I think one of the biggest lessons I took away from this trip was that we as women are amazing, adventurous creatures who really are brave enough to take risks like these. But the point of me telling the story of my journey is not that every woman thinks that they have to do the same because our journeys all look different. Don’t get me wrong, I would love for little girls and women to look at the places I’ve gone and the things I’ve done and somehow be empowered to do the same. However, I think the bigger lesson I’ve been learning about being brave is just doing whatever the Lord is calling you into that makes you feel uncomfortable. Being brave is looking the fear of accusation, insignificance, vulnerability, desire and inadequacy in the face and telling that lie to kneel at the throne of the Father who created us to go into the unknown with Him. Whatever it is that you’re battling, face it head on because it requires you to be more brave and trust the Lord more than before. Do not doubt yourself, because just like 2 Corinthians 1:20 says, “For all the promises of God find their Yes in him. That is why it is through him that we utter our Amen to God for his glory.”

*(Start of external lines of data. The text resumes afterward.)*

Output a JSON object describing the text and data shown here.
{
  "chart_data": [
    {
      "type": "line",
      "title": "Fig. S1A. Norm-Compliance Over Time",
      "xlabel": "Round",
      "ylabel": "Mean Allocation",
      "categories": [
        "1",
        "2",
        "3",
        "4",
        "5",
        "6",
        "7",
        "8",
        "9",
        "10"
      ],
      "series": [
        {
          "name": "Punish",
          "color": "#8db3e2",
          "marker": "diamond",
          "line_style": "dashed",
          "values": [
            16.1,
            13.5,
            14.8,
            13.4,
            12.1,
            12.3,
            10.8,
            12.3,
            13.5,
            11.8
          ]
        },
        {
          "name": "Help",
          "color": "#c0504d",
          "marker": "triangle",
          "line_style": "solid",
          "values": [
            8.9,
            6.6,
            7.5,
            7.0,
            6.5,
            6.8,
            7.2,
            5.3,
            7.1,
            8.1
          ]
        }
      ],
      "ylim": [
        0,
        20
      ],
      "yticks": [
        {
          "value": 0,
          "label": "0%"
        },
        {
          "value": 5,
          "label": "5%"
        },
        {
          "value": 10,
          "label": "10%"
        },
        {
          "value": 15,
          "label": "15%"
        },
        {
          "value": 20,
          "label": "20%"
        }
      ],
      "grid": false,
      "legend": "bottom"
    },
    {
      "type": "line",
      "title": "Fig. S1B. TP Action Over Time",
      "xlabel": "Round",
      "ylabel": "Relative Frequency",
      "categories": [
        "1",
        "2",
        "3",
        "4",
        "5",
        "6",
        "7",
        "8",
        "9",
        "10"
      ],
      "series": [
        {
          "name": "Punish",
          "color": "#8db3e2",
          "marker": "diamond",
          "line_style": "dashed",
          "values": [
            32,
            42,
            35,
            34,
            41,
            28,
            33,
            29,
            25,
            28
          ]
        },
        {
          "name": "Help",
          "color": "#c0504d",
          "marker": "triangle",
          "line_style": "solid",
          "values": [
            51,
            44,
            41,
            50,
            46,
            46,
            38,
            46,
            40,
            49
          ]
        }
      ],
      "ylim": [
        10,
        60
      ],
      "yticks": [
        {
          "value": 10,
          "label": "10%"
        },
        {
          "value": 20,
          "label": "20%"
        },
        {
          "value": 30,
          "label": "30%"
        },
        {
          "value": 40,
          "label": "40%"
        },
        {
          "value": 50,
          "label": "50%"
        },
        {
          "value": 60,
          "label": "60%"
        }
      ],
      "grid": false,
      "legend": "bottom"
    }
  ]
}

We as women have always been strong creatures, regardless of whether we believed it or not, but now we are redefining the way we perceive bravery. Bravery looks like going into battle for a friend who is believing lies about their identity and speaking words of life over them redefining their identity when they don’t have the strength to do it themselves. If in a relationship it looks like being more vulnerable with your significant other or if you’re single it looks like trusting and thanking the Lord that He is enough until they come into your life. It also looks like defending the weak when it makes us look like a fool, and apologizing when we are the ones who are at fault. It looks like a mother who decided to give up the opportunity to have a career to raise children up in the Lord, and it also looks like a mother working on her career and being a shining light in the corporate world. Whatever it looks like, you were created to step out and be brave, fighting hand in hand with the Creator of the universe. So take that risky adventure, make that decision to be vulnerable, stay at home, and speak up in prayer and petition before the Lord. In those moments you will find that you really truly are brave in ways you never imagined.